Player Picker: An Easy Way to Select the Start Player

Kay
November 14th, 2021

Visit Player Picker for a easy way to pick the starting player. Just put your finger on the app and then it’ll randomly select a person.

The biggest issue with board games is that picking the first player can be a tough. By nature, humans are political creatures with all forms of alliances, but in a simple and fun board game session, you don’t want to show overt favoritism. However, subconsciously, this can come out. In addition, there’s only so many ways you can decide who goes first, whether it’s by age, birth dates, heights and more. Overtime, it’ll be the same person starting, thus you’d need to constantly come up with new ideas just to pick the first person to start!

 This is where Player picker comes in. All you need to do is place your finger on the app and it’ll randomly decide who starts. It’s designed for up to 8 players, although, in theory, the limit is how many touch inputs Chrome supports. By designed for 8 players, I mean I only added 8 unique colours.

Now, if you’ve already played some board games, you already know these apps exist and they’re quite good, so what’s the difference between mine and all the others? Basically nothing. I just made this because some apps only support 6 players, whilst mine supports 8. Besides that, there’s no real difference. You could even say it’s worse in terms of visual features and animations. The main reason I made this was because I wanted to.

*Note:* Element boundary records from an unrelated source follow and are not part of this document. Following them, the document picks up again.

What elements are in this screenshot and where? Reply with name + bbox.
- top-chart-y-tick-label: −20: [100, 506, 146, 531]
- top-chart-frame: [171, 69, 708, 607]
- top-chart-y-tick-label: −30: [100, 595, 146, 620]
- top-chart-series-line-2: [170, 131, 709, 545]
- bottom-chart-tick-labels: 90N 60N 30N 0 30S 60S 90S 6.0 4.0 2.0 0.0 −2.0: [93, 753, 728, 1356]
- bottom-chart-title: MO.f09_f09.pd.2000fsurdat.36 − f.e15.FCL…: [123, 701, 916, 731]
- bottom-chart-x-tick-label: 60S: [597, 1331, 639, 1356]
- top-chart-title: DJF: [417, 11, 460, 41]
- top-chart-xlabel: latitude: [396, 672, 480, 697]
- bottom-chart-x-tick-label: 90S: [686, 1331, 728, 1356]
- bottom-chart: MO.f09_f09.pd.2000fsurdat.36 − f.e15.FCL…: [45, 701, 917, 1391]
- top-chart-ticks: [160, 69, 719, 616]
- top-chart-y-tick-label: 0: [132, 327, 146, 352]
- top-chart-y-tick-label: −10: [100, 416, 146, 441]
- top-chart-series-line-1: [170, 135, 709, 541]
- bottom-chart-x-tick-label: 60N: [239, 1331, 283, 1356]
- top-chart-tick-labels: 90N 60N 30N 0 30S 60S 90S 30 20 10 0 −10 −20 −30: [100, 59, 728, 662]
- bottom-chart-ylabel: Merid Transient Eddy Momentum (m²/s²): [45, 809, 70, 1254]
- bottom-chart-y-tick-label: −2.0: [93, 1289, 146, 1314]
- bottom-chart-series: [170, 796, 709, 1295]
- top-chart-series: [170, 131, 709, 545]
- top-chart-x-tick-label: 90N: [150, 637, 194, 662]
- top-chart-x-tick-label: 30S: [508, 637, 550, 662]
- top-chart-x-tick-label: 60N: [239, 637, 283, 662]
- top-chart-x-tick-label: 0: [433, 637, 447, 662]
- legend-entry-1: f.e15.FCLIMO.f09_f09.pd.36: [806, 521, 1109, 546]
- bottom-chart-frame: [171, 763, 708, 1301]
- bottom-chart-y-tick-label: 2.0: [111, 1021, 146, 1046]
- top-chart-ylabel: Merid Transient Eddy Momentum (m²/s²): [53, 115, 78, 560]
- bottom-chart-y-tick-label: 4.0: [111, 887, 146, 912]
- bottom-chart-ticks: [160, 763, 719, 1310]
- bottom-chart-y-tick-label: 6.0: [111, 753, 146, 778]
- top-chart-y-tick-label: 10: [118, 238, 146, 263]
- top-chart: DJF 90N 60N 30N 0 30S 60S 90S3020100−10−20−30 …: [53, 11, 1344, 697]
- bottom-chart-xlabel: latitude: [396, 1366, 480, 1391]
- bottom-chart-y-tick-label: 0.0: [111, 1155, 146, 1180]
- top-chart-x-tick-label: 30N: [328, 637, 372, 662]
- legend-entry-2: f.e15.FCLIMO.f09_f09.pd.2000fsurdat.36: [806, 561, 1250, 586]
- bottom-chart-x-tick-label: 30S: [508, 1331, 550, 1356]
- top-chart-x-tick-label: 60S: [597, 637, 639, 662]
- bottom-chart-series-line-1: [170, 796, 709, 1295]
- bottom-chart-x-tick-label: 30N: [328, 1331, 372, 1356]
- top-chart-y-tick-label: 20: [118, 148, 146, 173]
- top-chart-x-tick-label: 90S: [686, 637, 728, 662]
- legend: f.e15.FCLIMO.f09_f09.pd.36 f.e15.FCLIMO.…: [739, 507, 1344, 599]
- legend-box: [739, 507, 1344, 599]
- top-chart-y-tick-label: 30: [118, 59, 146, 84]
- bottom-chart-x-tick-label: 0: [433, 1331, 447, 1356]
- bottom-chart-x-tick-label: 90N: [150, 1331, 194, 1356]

 Instead of installing another app, Player Picker is a web app that can install to your homepage, a Progressive Web App (PWA) as the lingo goes. It was surprisingly difficult to find libraries with multi-touch capabilities I wanted. It doesn’t seem to be that fleshed out. One that I found, Interactjs, hasn’t been updated in months so I don’t know whether the library is still being maintained. In fact, the hard bit was trying to search for and use multi-touch libraries because I didn’t want the hassle of native touch fuckery. In the end, I had to use native touch fuckery anyway because existing libraries didn’t have what I wanted. That was the most frustrating developer experience I ever had.

Why would I create an app that already exists and its done better? What value does that have? My question is if it always NEEDS to be valuable to others to have value. For me, the app has infinte value for it was an amusing and worthwhile development experience. Messing around with multi-touch and Progressive Web Apps taught me a lot. Now, it’s not going to be an app many people use, for most people, whether it’s a PWA or something downloaded from the app stores doesn’t matter. But, for me, not needing to install an overly bloated app, having everything run as the web is great. An app is extremely unnecessary for such a simple application. All it needs is touch capabilities and animation, something that existed for years in the web. In the future, it’ll be completely offline and hosted statically, meaning I won’t pay a cent for it, thus will remain online for as long as the CDN exists.

 On a side note, isn’t it amusing how overly philosophical I needed to get to justify creating an app for fun?